Gladson Cameli faz do governo uma usina de crise; confusão com a família Rocha estava no script

Acontece tudo de forma muito estranha no governo Gladson Cameli.

Aliados perceberam rápido que o rapaz só funciona na pressão.

E pressão é o que não falta.

O governador é fraco, um pusilânime. Qualquer asinino logo enxerga a fraqueza de quem nunca teve tanta responsabilidade sobre o lombo.

Os primeiros seis meses de governo são marcados por trapalhadas e confusões internas.

Marcados pela economia parada, pelo aumento da insegurança, pelo aumento do desemprego e da Saúde caótica.

A usina governamental não para um segundo de gerar crise.

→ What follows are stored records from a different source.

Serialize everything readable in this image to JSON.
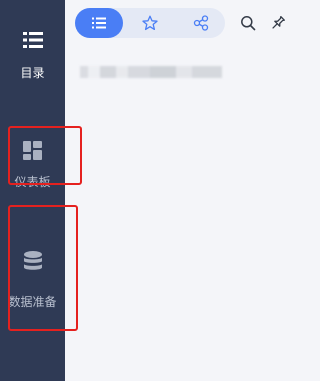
{
  "sidebar": {
    "items": [
      {
        "label": "目录",
        "icon": "list-icon",
        "active": true
      },
      {
        "label": "仪表板",
        "icon": "dashboard-icon",
        "active": false
      },
      {
        "label": "数据准备",
        "icon": "database-icon",
        "active": false
      }
    ]
  },
  "header": {
    "tabs": [
      {
        "icon": "list-icon",
        "active": true
      },
      {
        "icon": "star-icon",
        "active": false
      },
      {
        "icon": "share-icon",
        "active": false
      }
    ],
    "tools": [
      "search-icon",
      "pin-icon"
    ]
  },
  "colors": {
    "sidebar_bg": "#2f3a55",
    "accent": "#4a7ef5",
    "highlight": "#e5211f",
    "main_bg": "#f4f5f9"
  }
}
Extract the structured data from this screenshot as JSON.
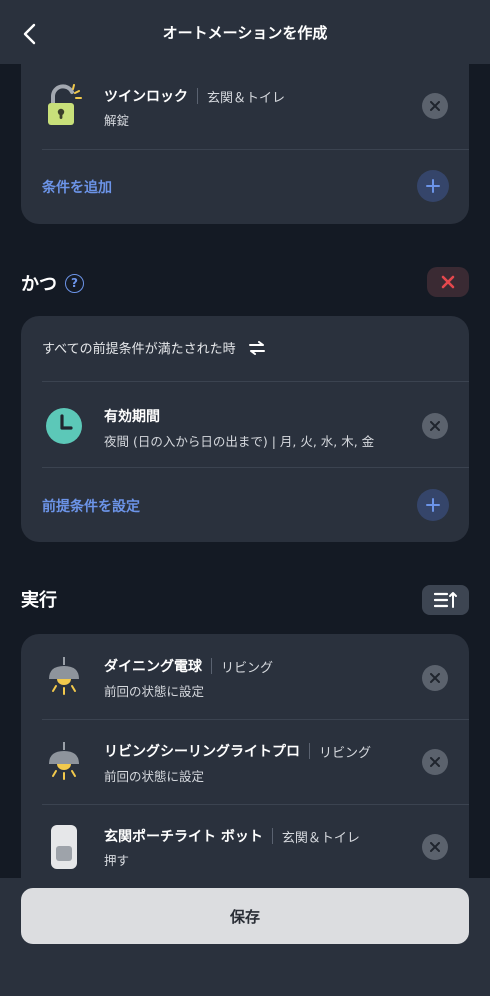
{
  "header": {
    "title": "オートメーションを作成"
  },
  "trigger_card": {
    "item": {
      "title": "ツインロック",
      "room": "玄関＆トイレ",
      "subtitle": "解錠"
    },
    "add_label": "条件を追加"
  },
  "and_section": {
    "title": "かつ",
    "help": "?",
    "condition_text": "すべての前提条件が満たされた時",
    "item": {
      "title": "有効期間",
      "subtitle": "夜間 (日の入から日の出まで) | 月, 火, 水, 木, 金"
    },
    "add_label": "前提条件を設定"
  },
  "run_section": {
    "title": "実行",
    "items": [
      {
        "title": "ダイニング電球",
        "room": "リビング",
        "subtitle": "前回の状態に設定"
      },
      {
        "title": "リビングシーリングライトプロ",
        "room": "リビング",
        "subtitle": "前回の状態に設定"
      },
      {
        "title": "玄関ポーチライト ボット",
        "room": "玄関＆トイレ",
        "subtitle": "押す"
      }
    ]
  },
  "footer": {
    "save_label": "保存"
  },
  "colors": {
    "accent": "#6c94e8",
    "background": "#141a24",
    "card": "#2a313d",
    "danger": "#e5484d",
    "clock": "#5cc8b8",
    "bulb": "#f2c94c"
  }
}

Semana passada a crise foi aberta pelo líder do governo na Assembleia Legislativa, José Luiz Tchê (PDT), que reclamou da falta de diálogo com o parlamento.

Tchê bradou contra exonerações de indicados por deputados para ocupar funções na administração pública.

Cargo, cargo e cargo é a senha para assegurar apoio frágil.

Esta semana a crise vai para dentro do gabinete do governador.

Envolve a irmã do vice-governador Wherles Rocha.

Mara Rocha, a deputada federal tucana, que se ver livre do seu indicado para comandar a Secretaria de Agronegócio e Pecuária.

Ora, esse é mais um episódio da criatura que se volta contra o criador.

Não existiria Paulo Wadt como secretário de não fosse os irmãos Rocha.

Foram eles que buscaram o proprietário de cemitério para “rondonizar” o Acre.

É pouco crível que a deputada esteja agindo sozinha. Até porque ela não teria um mandato se não fosse o irmão.

Mara Rocha pretende concorrer a prefeita de Rio Branco ou ao Senado. Talvez tenha percebido que ter o seu nome vinculado ao governador não é coisa boa.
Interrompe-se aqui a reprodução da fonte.